Fri, Apr 13, 2012 - Page 7 News List

No sign of men abducted in Peru

AP, Lima

Peruvian soldiers on Monday patrol the streets of Kepashiato, Echarate District, in a remote jungle area of Peru where 40 workers were kidnapped.

Photo: AFP

Peruvian security forces pressed an air and land search on Wednesday for 40 construction workers more than two days after they were kidnapped by Shining Path rebels.

The abducted workers, employees of Skanska of Sweden and the Peruvian company Ransa, were seized before dawn on Monday in the hamlet of Kepashiato, near the country’s main natural gas field in the Amazon jungle.

Searchers so far had found no sign of the workers or their captors, said Mayor Fedia Castro of Convencion, the municipality that encompasses Kepashiato.

Police and military officials did not comment on the actions being taken by security forces to locate the workers.

Officials have said the rebels are demanding US$10 million in ransom, and the government has declared a two-month state of emergency in the district of Echarate, where the workers were abducted.

Skanska spokesman Edvard Lind said from Sweden that 29 of the workers were employees of the construction company.
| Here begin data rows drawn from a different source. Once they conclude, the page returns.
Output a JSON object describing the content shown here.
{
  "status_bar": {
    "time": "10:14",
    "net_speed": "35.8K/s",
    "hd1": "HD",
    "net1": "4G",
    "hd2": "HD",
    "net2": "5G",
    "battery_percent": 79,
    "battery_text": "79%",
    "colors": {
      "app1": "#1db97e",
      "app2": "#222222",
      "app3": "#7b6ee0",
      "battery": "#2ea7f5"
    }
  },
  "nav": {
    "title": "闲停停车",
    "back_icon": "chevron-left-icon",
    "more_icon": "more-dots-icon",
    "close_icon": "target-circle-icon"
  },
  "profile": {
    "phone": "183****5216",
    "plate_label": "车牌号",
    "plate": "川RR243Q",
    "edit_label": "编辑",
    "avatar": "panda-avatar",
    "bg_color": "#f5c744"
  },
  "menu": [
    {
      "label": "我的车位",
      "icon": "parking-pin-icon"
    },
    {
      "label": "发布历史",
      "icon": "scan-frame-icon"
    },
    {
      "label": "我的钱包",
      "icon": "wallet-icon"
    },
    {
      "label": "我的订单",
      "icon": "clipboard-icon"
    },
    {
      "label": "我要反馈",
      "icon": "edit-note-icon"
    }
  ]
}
He said the company was cooperating with Peruvian authorities as well as its client, a natural gas consortium, “to try to assist in finding a solution to the situation.”

He declined to comment on whether the company received any direct communication from the abductors.
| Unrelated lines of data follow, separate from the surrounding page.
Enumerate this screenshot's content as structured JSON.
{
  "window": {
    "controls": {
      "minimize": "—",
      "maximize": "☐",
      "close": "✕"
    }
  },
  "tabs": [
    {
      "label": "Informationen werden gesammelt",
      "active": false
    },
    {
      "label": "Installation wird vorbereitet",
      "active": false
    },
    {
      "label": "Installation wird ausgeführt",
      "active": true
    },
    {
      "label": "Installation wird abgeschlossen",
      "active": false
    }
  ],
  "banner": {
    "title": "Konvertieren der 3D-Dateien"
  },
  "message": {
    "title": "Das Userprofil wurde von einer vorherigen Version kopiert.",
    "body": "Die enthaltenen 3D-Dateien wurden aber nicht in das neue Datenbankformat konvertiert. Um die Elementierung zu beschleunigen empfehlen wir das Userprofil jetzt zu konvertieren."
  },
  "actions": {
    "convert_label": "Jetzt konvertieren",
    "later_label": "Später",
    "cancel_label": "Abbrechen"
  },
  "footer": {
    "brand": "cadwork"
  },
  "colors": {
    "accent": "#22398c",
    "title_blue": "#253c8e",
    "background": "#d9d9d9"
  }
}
The workers, who began building a new gas treatment plant last year, were rounded up at about 3am on Monday from their hotels, Kepashiato Mayor Rosalio Sanchez said.

He said the rebels lingered for three hours, buying groceries and summoning about 20 residents to an assembly where they condemned the government and the natural gas industry.

Castro said residents reported that dozens of rebels were involved in seizing the workers, and drove them away in sport utility vehicles.

Such mass abductions are rare in Peru, and Monday’s kidnapping showed a new brazenness from the Shining Path.

The cocaine-trade funded rebel band is a small remnant of the Maoist group that terrorized Peru in the 1980s and 1990s.